Software Safety Analysis (SSA) is a kind-of-a verification activity that is performed on the Software to prove that it achieves all the Safety goals and provides the required Independence and freedom from interference.
Quite often we have seen that it is not clear for Software teams on how to do this analysis and which parts of the Software should they set their focus on. Also, in many cases, the activity is started towards the fag end of the project nearly when the safety software development has been completed, treating it more as a paper work to be completed.
In this article, we present an 8-step method for performing a meaningful analysis.
Before applying the method, here are some aspects to keep in mind:
Basis and stage of the analysis
SSA must be performed during the Architecture stage, based on the static and dynamic aspects of the Architecture. This provides the opportunity to correct weaknesses at an early stage of the software development. Static aspects includes Interfaces, Variables and its data types. Dynamic aspects include behavior of the component, control flow, data processing sequence, state transition behavior etc
We also recommend that SSA is repeated at the unit design and software implementation stage to cover the additional details that are introduced in these stages. For e.g., analysis of potential faults in the detailed run time behavior of a component or other systematic faults such as a safety violation due to a compiler setting or macro behavior can be detected at these stages. Please note that the standard does not expect an SSA at the unit design and coding stages; It is our recommendation based on the experience of gaining benefits out of doing this.
Scope of the analysis
Typically, SSA is only performed for the SW developed in-house and not for ASIL COTS. This is because the COTS supplier usually performs the SSA and provides a safety manual for resulting requirements that must be fulfilled by the integrator of the COTS.

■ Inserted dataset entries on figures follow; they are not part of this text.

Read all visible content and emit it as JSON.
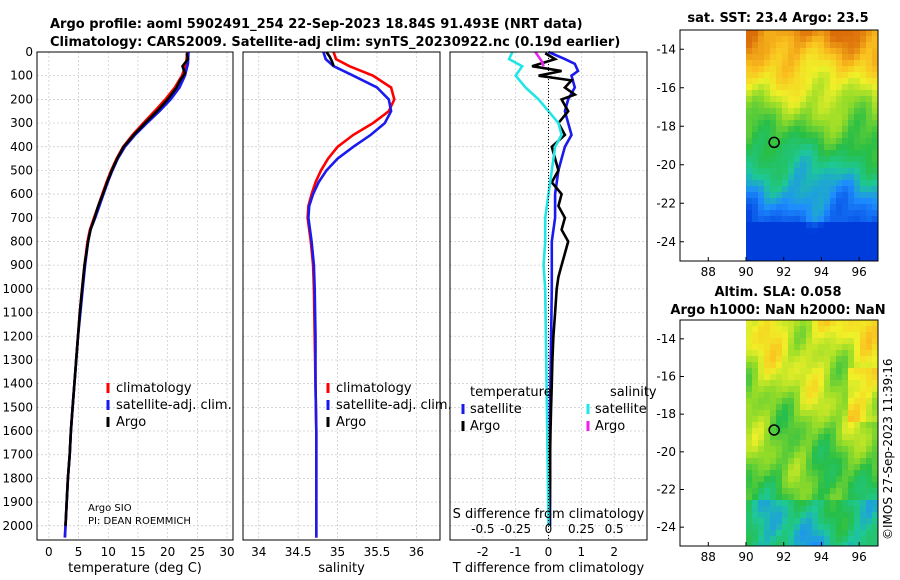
{
  "title_line1": "Argo profile: aoml 5902491_254 22-Sep-2023 18.84S 91.493E (NRT data)",
  "title_line2": "Climatology: CARS2009. Satellite-adj clim: synTS_20230922.nc (0.19d earlier)",
  "footer_credit": "©IMOS 27-Sep-2023 11:39:16",
  "pi_text": [
    "Argo SIO",
    "PI: DEAN ROEMMICH"
  ],
  "colors": {
    "climatology": "#ff0000",
    "satellite": "#1a1aee",
    "argo": "#000000",
    "sal_satellite": "#22e5e5",
    "sal_argo": "#ee22ee"
  },
  "chart_data": [
    {
      "type": "line",
      "name": "temperature",
      "xlabel": "temperature (deg C)",
      "xlim": [
        -2,
        31
      ],
      "ylim": [
        2060,
        0
      ],
      "xticks": [
        0,
        5,
        10,
        15,
        20,
        25,
        30
      ],
      "yticks": [
        0,
        100,
        200,
        300,
        400,
        500,
        600,
        700,
        800,
        900,
        1000,
        1100,
        1200,
        1300,
        1400,
        1500,
        1600,
        1700,
        1800,
        1900,
        2000
      ],
      "legend": [
        "climatology",
        "satellite-adj. clim.",
        "Argo"
      ],
      "series": [
        {
          "name": "climatology",
          "depth": [
            0,
            50,
            100,
            150,
            200,
            250,
            300,
            350,
            400,
            450,
            500,
            550,
            600,
            650,
            700,
            750,
            800,
            900,
            1000,
            1100,
            1200,
            1300,
            1400,
            1500,
            1600,
            1700,
            1800,
            1900,
            2000,
            2050
          ],
          "values": [
            23.3,
            23.1,
            22.4,
            21.2,
            19.6,
            17.8,
            15.9,
            14.1,
            12.5,
            11.4,
            10.5,
            9.7,
            9.0,
            8.3,
            7.6,
            6.9,
            6.5,
            6.0,
            5.6,
            5.2,
            4.9,
            4.6,
            4.3,
            4.0,
            3.7,
            3.5,
            3.2,
            3.0,
            2.8,
            2.7
          ]
        },
        {
          "name": "satellite-adj. clim.",
          "depth": [
            0,
            50,
            100,
            150,
            200,
            250,
            300,
            350,
            400,
            450,
            500,
            550,
            600,
            650,
            700,
            750,
            800,
            900,
            1000,
            1100,
            1200,
            1300,
            1400,
            1500,
            1600,
            1700,
            1800,
            1900,
            2000,
            2050
          ],
          "values": [
            23.5,
            23.4,
            22.9,
            22.0,
            20.5,
            18.6,
            16.5,
            14.5,
            12.8,
            11.6,
            10.7,
            9.9,
            9.2,
            8.5,
            7.8,
            7.0,
            6.6,
            6.1,
            5.7,
            5.3,
            4.9,
            4.6,
            4.3,
            4.0,
            3.7,
            3.5,
            3.2,
            3.0,
            2.8,
            2.7
          ]
        },
        {
          "name": "Argo",
          "depth": [
            5,
            30,
            60,
            90,
            120,
            150,
            200,
            250,
            300,
            350,
            400,
            450,
            500,
            550,
            600,
            650,
            700,
            750,
            800,
            900,
            1000,
            1100,
            1200,
            1300,
            1400,
            1500,
            1600,
            1700,
            1800,
            1900,
            2000
          ],
          "values": [
            23.2,
            23.4,
            22.5,
            22.9,
            22.1,
            21.5,
            20.0,
            18.2,
            16.2,
            14.3,
            12.6,
            11.5,
            10.6,
            9.8,
            9.1,
            8.3,
            7.7,
            7.0,
            6.6,
            6.0,
            5.6,
            5.2,
            4.9,
            4.6,
            4.3,
            4.0,
            3.7,
            3.5,
            3.2,
            3.0,
            2.8
          ]
        }
      ]
    },
    {
      "type": "line",
      "name": "salinity",
      "xlabel": "salinity",
      "xlim": [
        33.8,
        36.3
      ],
      "ylim": [
        2060,
        0
      ],
      "xticks": [
        34,
        34.5,
        35,
        35.5,
        36
      ],
      "legend": [
        "climatology",
        "satellite-adj. clim.",
        "Argo"
      ],
      "series": [
        {
          "name": "climatology",
          "depth": [
            0,
            30,
            60,
            100,
            150,
            200,
            250,
            300,
            350,
            400,
            450,
            500,
            550,
            600,
            650,
            700,
            750,
            800,
            900,
            1000,
            1200,
            1400,
            1600,
            1800,
            2000,
            2050
          ],
          "values": [
            34.95,
            34.98,
            35.15,
            35.45,
            35.68,
            35.72,
            35.65,
            35.45,
            35.2,
            35.0,
            34.88,
            34.79,
            34.72,
            34.67,
            34.63,
            34.62,
            34.64,
            34.66,
            34.69,
            34.7,
            34.71,
            34.72,
            34.73,
            34.73,
            34.73,
            34.73
          ]
        },
        {
          "name": "satellite-adj. clim.",
          "depth": [
            0,
            30,
            60,
            100,
            150,
            200,
            250,
            300,
            350,
            400,
            450,
            500,
            550,
            600,
            650,
            700,
            750,
            800,
            900,
            1000,
            1200,
            1400,
            1600,
            1800,
            2000,
            2050
          ],
          "values": [
            34.82,
            34.85,
            34.95,
            35.2,
            35.5,
            35.65,
            35.68,
            35.6,
            35.42,
            35.2,
            35.0,
            34.86,
            34.76,
            34.69,
            34.64,
            34.63,
            34.65,
            34.67,
            34.7,
            34.71,
            34.72,
            34.72,
            34.73,
            34.73,
            34.73,
            34.73
          ]
        },
        {
          "name": "Argo",
          "depth": [
            0,
            20,
            40,
            60
          ],
          "values": [
            34.86,
            34.9,
            34.93,
            34.95
          ]
        }
      ]
    },
    {
      "type": "line",
      "name": "difference",
      "xlabel": "T difference from climatology",
      "top_label": "S difference from climatology",
      "xlim": [
        -3,
        3
      ],
      "ylim": [
        2060,
        0
      ],
      "xticks": [
        -2,
        -1,
        0,
        1,
        2
      ],
      "top_ticks": [
        "-0.5",
        "-0.25",
        "0",
        "0.25",
        "0.5"
      ],
      "top_tick_values": [
        -2,
        -1,
        0,
        1,
        2
      ],
      "legend_temperature_title": "temperature",
      "legend_salinity_title": "salinity",
      "legend_labels": [
        "satellite",
        "Argo"
      ],
      "series": [
        {
          "name": "T satellite",
          "depth": [
            0,
            30,
            50,
            80,
            100,
            150,
            200,
            250,
            300,
            350,
            400,
            450,
            500,
            600,
            700,
            800,
            900,
            1000,
            1500,
            2000
          ],
          "values": [
            0.0,
            0.5,
            0.8,
            0.9,
            0.7,
            0.8,
            0.6,
            0.5,
            0.6,
            0.7,
            0.5,
            0.4,
            0.3,
            0.2,
            0.2,
            0.1,
            0.1,
            0.1,
            0.05,
            0.05
          ]
        },
        {
          "name": "T Argo",
          "depth": [
            5,
            30,
            60,
            80,
            100,
            120,
            150,
            180,
            200,
            250,
            300,
            350,
            400,
            450,
            500,
            550,
            600,
            650,
            700,
            750,
            800,
            850,
            900,
            950,
            1000,
            1100,
            1200,
            1300,
            1400,
            1500,
            1600,
            1700,
            1800,
            1900,
            2000
          ],
          "values": [
            -0.1,
            0.2,
            -0.5,
            0.4,
            -0.3,
            0.7,
            0.5,
            0.8,
            0.4,
            0.6,
            0.3,
            0.5,
            0.1,
            0.2,
            0.3,
            0.1,
            0.4,
            0.3,
            0.5,
            0.4,
            0.6,
            0.5,
            0.4,
            0.3,
            0.25,
            0.2,
            0.15,
            0.12,
            0.1,
            0.08,
            0.06,
            0.05,
            0.05,
            0.04,
            0.03
          ]
        },
        {
          "name": "S satellite",
          "depth": [
            0,
            30,
            60,
            100,
            150,
            200,
            250,
            300,
            350,
            400,
            500,
            600,
            700,
            800,
            900,
            1000,
            1500,
            2000
          ],
          "values": [
            -1.1,
            -1.2,
            -0.8,
            -1.0,
            -0.7,
            -0.3,
            0.0,
            0.3,
            0.4,
            0.2,
            0.1,
            0.0,
            -0.1,
            -0.1,
            -0.15,
            -0.1,
            -0.05,
            0.0
          ]
        },
        {
          "name": "S Argo",
          "depth": [
            0,
            20,
            40,
            60
          ],
          "values": [
            -0.4,
            -0.3,
            -0.2,
            -0.15
          ]
        }
      ]
    },
    {
      "type": "heatmap",
      "name": "sst-map",
      "title": "sat. SST: 23.4 Argo: 23.5",
      "xticks": [
        88,
        90,
        92,
        94,
        96
      ],
      "yticks": [
        -14,
        -16,
        -18,
        -20,
        -22,
        -24
      ],
      "xlim": [
        86.5,
        97
      ],
      "ylim": [
        -25,
        -13
      ],
      "marker": {
        "lon": 91.493,
        "lat": -18.84
      }
    },
    {
      "type": "heatmap",
      "name": "sla-map",
      "title": "Altim. SLA: 0.058",
      "subtitle": "Argo h1000: NaN h2000: NaN",
      "xticks": [
        88,
        90,
        92,
        94,
        96
      ],
      "yticks": [
        -14,
        -16,
        -18,
        -20,
        -22,
        -24
      ],
      "xlim": [
        86.5,
        97
      ],
      "ylim": [
        -25,
        -13
      ],
      "marker": {
        "lon": 91.493,
        "lat": -18.84
      }
    }
  ]
}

Let's now get to the method and its 8 steps:
Step 1: Identify "classes" of elements that can fail.
Classify various types of elements in software as "classes". These include:
Inputs from QM or lower ASIL components. e.g.,data received via an interface
- Shared data. e.g., global variables updated by both QM and ASIL SW (though it is best to completely avoid this in design)
- Outputs to QM or lower ASIL components
- Function Interfaces from/to QM components
- Internal Data. e.g., static variables and local variables
- Executables/Runnables of an ASIL component
- Shared resources. e.g., a library or a HW resource
Step 2: Identify "guide words" for each of these "classes" to derive fault models.
Guide words are nothing but simple words that can be interpreted based on the context in which it is applied. For the SSA, guide words can be applied on the "classes" that were identified in the previous step. Example of guide words from standard are "before/early", "More", "less", "No/missing", "After/late", "Other than".
Consider the following usage as an example:
Class: "Inputs from QM or lower ASIL components. e.g.,data received via an interface"
- "before/early" -> data is received too early
- "after/late" -> data is received too late
- "no/missing" -> data is not received at all, or missing for a certain time
- "more" -> data received is more than a permitted range
- "less" -> data received is less than a permitted range
- "other than" -> data received is other than a certain expected value
Pre-determine the guide words for each of the "classes". In some cases, a guide word may make sense for a class but not for another. For e.g., "early" may make sense for a data received from another component, but may not make sense for an internal variable.
Step 3: Lay out the complete model of the SW Safety Architecture.
The prerequisite for this step is the Architecture model/representation of how the ASIL software works.
Consider various representations to cover all static and dynamic aspects of the architecture such as:
- All the functional chains related to Safety (function flow from input to output)
- Component/Deployment diagram for Safety related components
- Processing chains related-to or implemented in Safety components
Step 4: Perform an analysis on the Architecture based on the classes and guide words.
Go sequentially through the diagram, looking at each and every step. Think about which classes are applicable at each step and apply the relevant guide words for those classes. Repeat the analysis for every predetermined guide word. This will ensure that the analysis is systematic and complete.
Step 5: Describe the fault, error and failure.
Describe what exactly is the fault, and why it may occur. Describe the resulting error. Describe if the error leads to a failure of a Safety requirement.
Step 6: Verify the quality of the predetermined Safety mechanisms/measures to protect against the failure.
If the fault leads to a safety failure, verify if the safety mechanisms or measures (development time) that were already designed at the system level or architecture level can detect or protect against this failure. If they don't, then we have identified a weakness.
Step 7: Identify and resolve weaknesses
Identify what must be implemented to fill-in the weakness. Think about where did the weakness surface from: was it due to a missing system level analysis, or a missing aspect in the SW architecture? Do we need a new mechanism to be implemented in the SW to cover this? Or is a development time measure such as a review or a special test sufficient to cover this? If needed, cover the weakness by defining an additional requirement at the corresponding work product (system or software requirements) and link it down all the way until the implementation and testing stage.
Step 8: Repeat the analysis during the SW development.
Repeat the analysis for additional "classes" of faults that are identified in the unit design and unit implementation stage.
SSA definitely requires an additional planning and significant investment of time during the Safety development. Cutting short this activity, or doing it a very late stage can prove to be extremely costly and could mean an "inadequate safety" quality for the product.